There’s an old saying: “Fool me once, shame on you. Fool me twice, shame on me.”
I have my own version of this. “The first time you tell a lie, it might be an honest mistake. If you are so informed and continue to speak the same lie over and over again, it’s not a mistake. It’s simply a lie.”
Rep. Steve Cohen of Memphis, Tennessee tried to make this point in a floor speech on January 18th and has been roundly criticized for making the analogy that Republicans’ chronic strategic of lying about “Obamacare” is akin to the “Big Lie” technique used by the Nazis, to wit:
Nazi propaganda chief Joseph Goebbels explained his strategy like this:
“If you tell a lie big enough and keep repeating it, people will eventually come to believe it. The lie can be maintained only for such time as the State can shield the people from the political, economic and/or military consequences of the lie. It thus becomes vitally important for the State to use all of its powers to repress dissent, for the truth is the mortal enemy of the lie, and thus by extension, the truth is the greatest enemy of the State.”

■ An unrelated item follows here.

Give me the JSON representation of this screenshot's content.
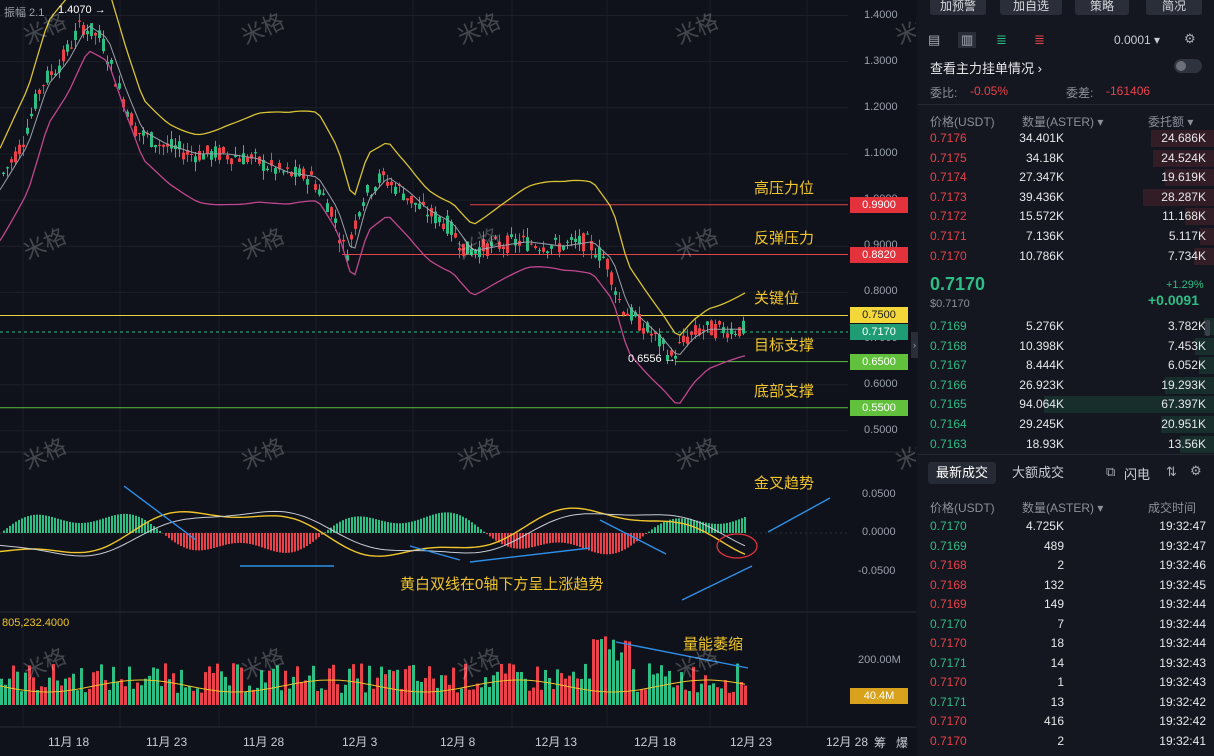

— From “Glenn Beck is fearful for America. And he’s right to be.” (9/2/10)
Rep. Cohen probably went an analogy too far when he brought “blood libel” into it, ala Palin, but that doesn’t make him wrong. (You can hear his excerpted speech for yourself here.)
What should you call it when an opponent argues against your policies not with honest points of dispute, but with lies and distortions and strawmen? Basically, making stuff up? And then they repeat it over and over and over, even after they’ve been told or heard many, many times that they are in error in their statements?
“If you tell a lie big enough and keep repeating it, people will eventually come to believe it.”
But it seems that you can’t call it “the Big Lie”. You can’t reference Goebbels or Nazi propaganda. So what do you do to point it out?
Maybe we should take a page out of Alfred Kahn’s book: “The Republicans are now following the ‘N’-word’s strategy against ObamaCare. They are telling Big Bananas over and over, with the intention that the American public should eventually come to believe them.”
Or maybe just call what it actually is: Goebbels-like propaganda.
*Note: This commentary should in no way be taken as my condoning use of the more-commonly-understood “N”-word, which I find disgusting regardless of who uses it.